Torino è proprio bella (L’industriale)


recensione del film:
L’INDUSTRIALE

Regia:
Giuliano Montaldo

Principali interpreti:
Pierfrancesco Favino, Carolina Crescentini, Eduard Gabia, Elena Di Cioccio, Elisabetta Piccolomini, Andrea Tidona, Mauro Pirovano, Gianni Bissaca, Roberto Alpi, Francesco Scianna – 94 min. – Italia 2011.
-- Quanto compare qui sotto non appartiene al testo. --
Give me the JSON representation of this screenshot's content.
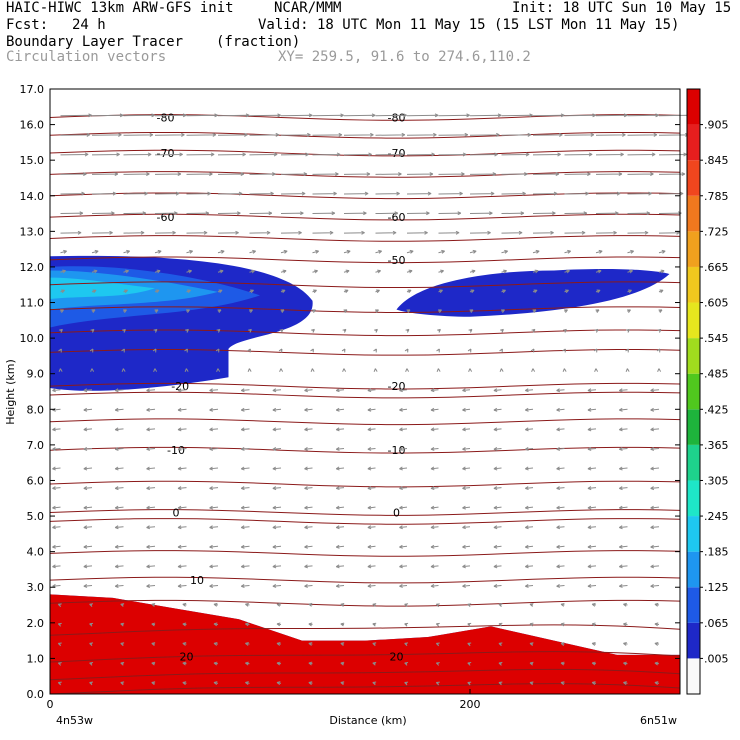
{
  "header": {
    "model": "HAIC-HIWC 13km ARW-GFS init",
    "org": "NCAR/MMM",
    "init": "Init: 18 UTC Sun 10 May 15",
    "fcst_label": "Fcst:",
    "fcst_value": "24 h",
    "valid": "Valid: 18 UTC Mon 11 May 15 (15 LST Mon 11 May 15)",
    "field": "Boundary Layer Tracer",
    "units": "(fraction)",
    "overlay": "Circulation vectors",
    "xy": "XY= 259.5, 91.6 to 274.6,110.2"
  },
  "chart_data": {
    "type": "heatmap",
    "xlabel": "Distance (km)",
    "ylabel": "Height (km)",
    "xlim": [
      0,
      300
    ],
    "ylim": [
      0,
      17
    ],
    "x_ticks": [
      "0",
      "200"
    ],
    "x_end_labels": {
      "left": "4n53w",
      "right": "6n51w"
    },
    "y_ticks": [
      "0.0",
      "1.0",
      "2.0",
      "3.0",
      "4.0",
      "5.0",
      "6.0",
      "7.0",
      "8.0",
      "9.0",
      "10.0",
      "11.0",
      "12.0",
      "13.0",
      "14.0",
      "15.0",
      "16.0",
      "17.0"
    ],
    "colorbar": {
      "labels": [
        ".005",
        ".065",
        ".125",
        ".185",
        ".245",
        ".305",
        ".365",
        ".425",
        ".485",
        ".545",
        ".605",
        ".665",
        ".725",
        ".785",
        ".845",
        ".905"
      ],
      "colors": [
        "#fafafa",
        "#1e28c8",
        "#1e5ae6",
        "#1e96f0",
        "#1ec8f0",
        "#1ee6c8",
        "#1ed28c",
        "#1eb43c",
        "#50c81e",
        "#a0dc1e",
        "#e6e61e",
        "#f0c81e",
        "#f0a01e",
        "#f0781e",
        "#f0461e",
        "#e61e1e",
        "#dc0000"
      ]
    },
    "temperature_contours": {
      "labels": [
        "-80",
        "-70",
        "-60",
        "-50",
        "-20",
        "-10",
        "0",
        "10",
        "20"
      ],
      "color": "#8b1a1a"
    },
    "vector_color": "#8c8c8c",
    "tracer_upper_left": {
      "x_range_km": [
        0,
        125
      ],
      "z_range_km": [
        8.6,
        12.3
      ],
      "max_fraction": 0.2
    },
    "tracer_upper_right": {
      "x_range_km": [
        165,
        295
      ],
      "z_range_km": [
        10.7,
        11.9
      ],
      "max_fraction": 0.07
    },
    "tracer_boundary_layer_top_km": [
      2.8,
      2.7,
      2.4,
      2.1,
      1.5,
      1.5,
      1.6,
      1.9,
      1.5,
      1.1,
      1.1
    ]
  }
}
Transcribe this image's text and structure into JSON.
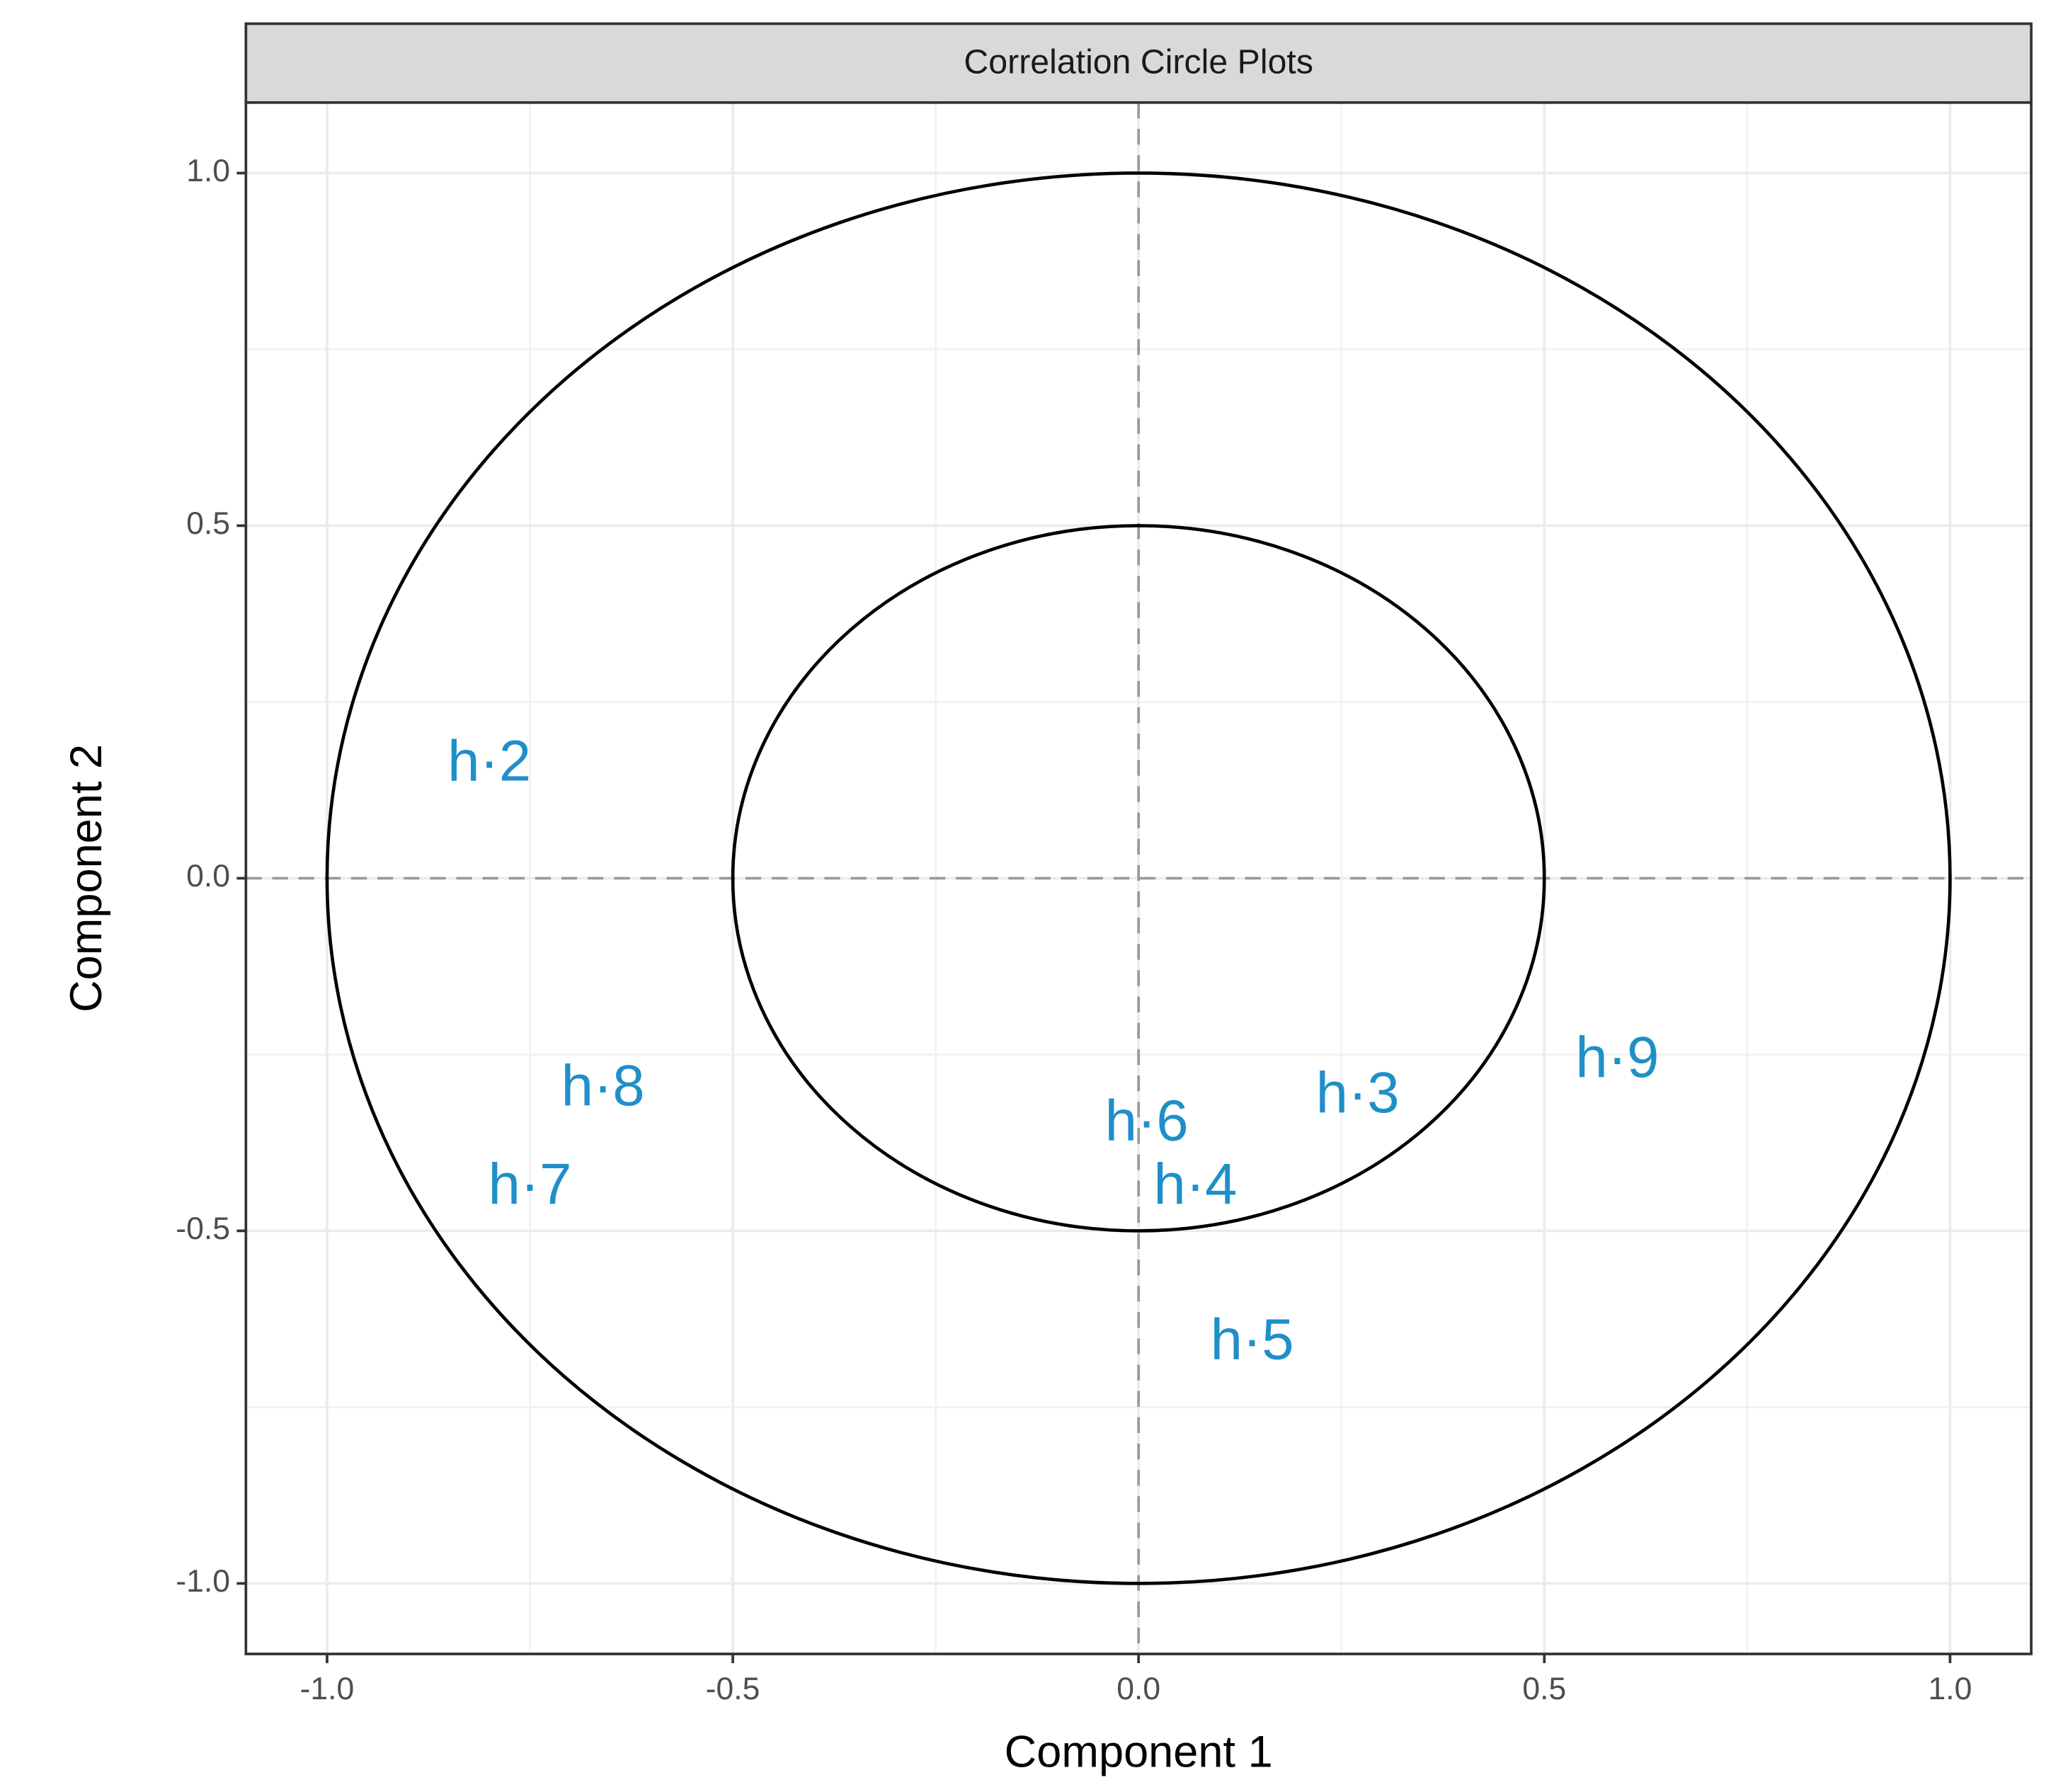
{
  "chart_data": {
    "type": "scatter",
    "title": "Correlation Circle Plots",
    "x_label": "Component 1",
    "y_label": "Component 2",
    "labels": [
      "h·2",
      "h·8",
      "h·7",
      "h·6",
      "h·4",
      "h·3",
      "h·9",
      "h·5"
    ],
    "x": [
      -0.8,
      -0.66,
      -0.75,
      0.01,
      0.07,
      0.27,
      0.59,
      0.14
    ],
    "values": [
      0.16,
      -0.3,
      -0.44,
      -0.35,
      -0.44,
      -0.31,
      -0.26,
      -0.66
    ],
    "color": "#1f8fc8",
    "circles": [
      1,
      0.5
    ],
    "reference_x": 0,
    "reference_y": 0,
    "xlim": [
      -1.1,
      1.1
    ],
    "ylim": [
      -1.1,
      1.1
    ],
    "xticks": [
      {
        "value": -1,
        "label": "-1.0"
      },
      {
        "value": -0.5,
        "label": "-0.5"
      },
      {
        "value": 0,
        "label": "0.0"
      },
      {
        "value": 0.5,
        "label": "0.5"
      },
      {
        "value": 1,
        "label": "1.0"
      }
    ],
    "yticks": [
      {
        "value": -1,
        "label": "-1.0"
      },
      {
        "value": -0.5,
        "label": "-0.5"
      },
      {
        "value": 0,
        "label": "0.0"
      },
      {
        "value": 0.5,
        "label": "0.5"
      },
      {
        "value": 1,
        "label": "1.0"
      }
    ],
    "minor_ticks": [
      -0.75,
      -0.25,
      0.25,
      0.75
    ],
    "grid": true
  }
}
Non l’ho mai scritto esplicitamente, ma si può certamente capire, almeno dal numero esiguo di recensioni dedicate, che non amo particolarmente il cinema italiano. Molte volte me ne faccio un problema innanzi tutto perché non mi piace generalizzare e perciò non vorrei venisse attribuito a un pre-giudizio quello che è invece un ponderato giudizio che mi rende guardinga nei confronti della produzione nostrana; in secondo luogo, mi spiacerebbe dare l’impressione di chi, con la puzza sotto il naso e una buona dose di snobismo, vuole ad ogni costo sostenere che le pellicole girate all’estero sono di molto migliori delle nostre. Il fatto è che non è facile incontrare un film italiano di qualità paragonabile a quella dei buoni film francesi, inglesi o americani, per non parlare di quelli che ci arrivano da culture lontane dalla nostra e che, per la freschezza del linguaggio o per l’originalità del racconto o dei modi di raccontare, si lasciano vedere con estremo interesse. Questo film di Giuliano Montaldo ha confermato le mie perplessità. Vi si racconta la difficile vita di un industriale, travolto dalla durezza della crisi che colpisce tutti. Una fabbrica di pannelli fotovoltaici, che è ben radicata nel mondo torinese, viene ereditata dal rampollo di famiglia, poco stimato nel suo ambiente (non del tutto a torto – n.d.r.). Un nuovo progetto di pannello non trova banche disposte a finanziarlo, determinando un accentuarsi della crisi di cui l’azienda è già preda. Con uno stratagemma, l’industriale riesce a ottenere dalle banche tedesche il finanziamento tanto atteso. Così almeno crede, per scoprire, al termine del film, che i finanziatori non erano stati i tedeschi, che aveva ritenuto così sprovveduti da cadere nella sua trappola: una messinscena deplorevole, che non rivelerò, soprattutto per non infierire ulteriormente sulla pellicola già di per sé poco difendibile. A questa storia, si intreccia, prendendo il sopravvento, dal punto di vista narrativo, la love story dell’industriale con la moglie che lo ama e lo difende contro gli attacchi della propria ricchissima madre (che lo giudica, con ragione, una nullità). La graziosa mogliettina viene contemporaneamente fortemente attratta dal garagista rumeno che si prende cura della sua automobile. Non si comprende bene, a questo punto, se all’industriale stia più a cuore darsi da fare per rilanciare l’azienda o pedinare la moglie, temendola fedifraga.
Tralascio di raccontare altro, sottolineo, però, che il finale ha dell’incredibile ed è degno di un romanzone d’appendice. Amen: passerà qualche tempo prima che io torni a vedere un film italiano. Unico aspetto positivo: la fotografia, dai colori scuri e desaturati parzialmente, dei luoghi di Torino, che, anche dove è meno nota e riconoscibile, si conferma proprio una città bellissima.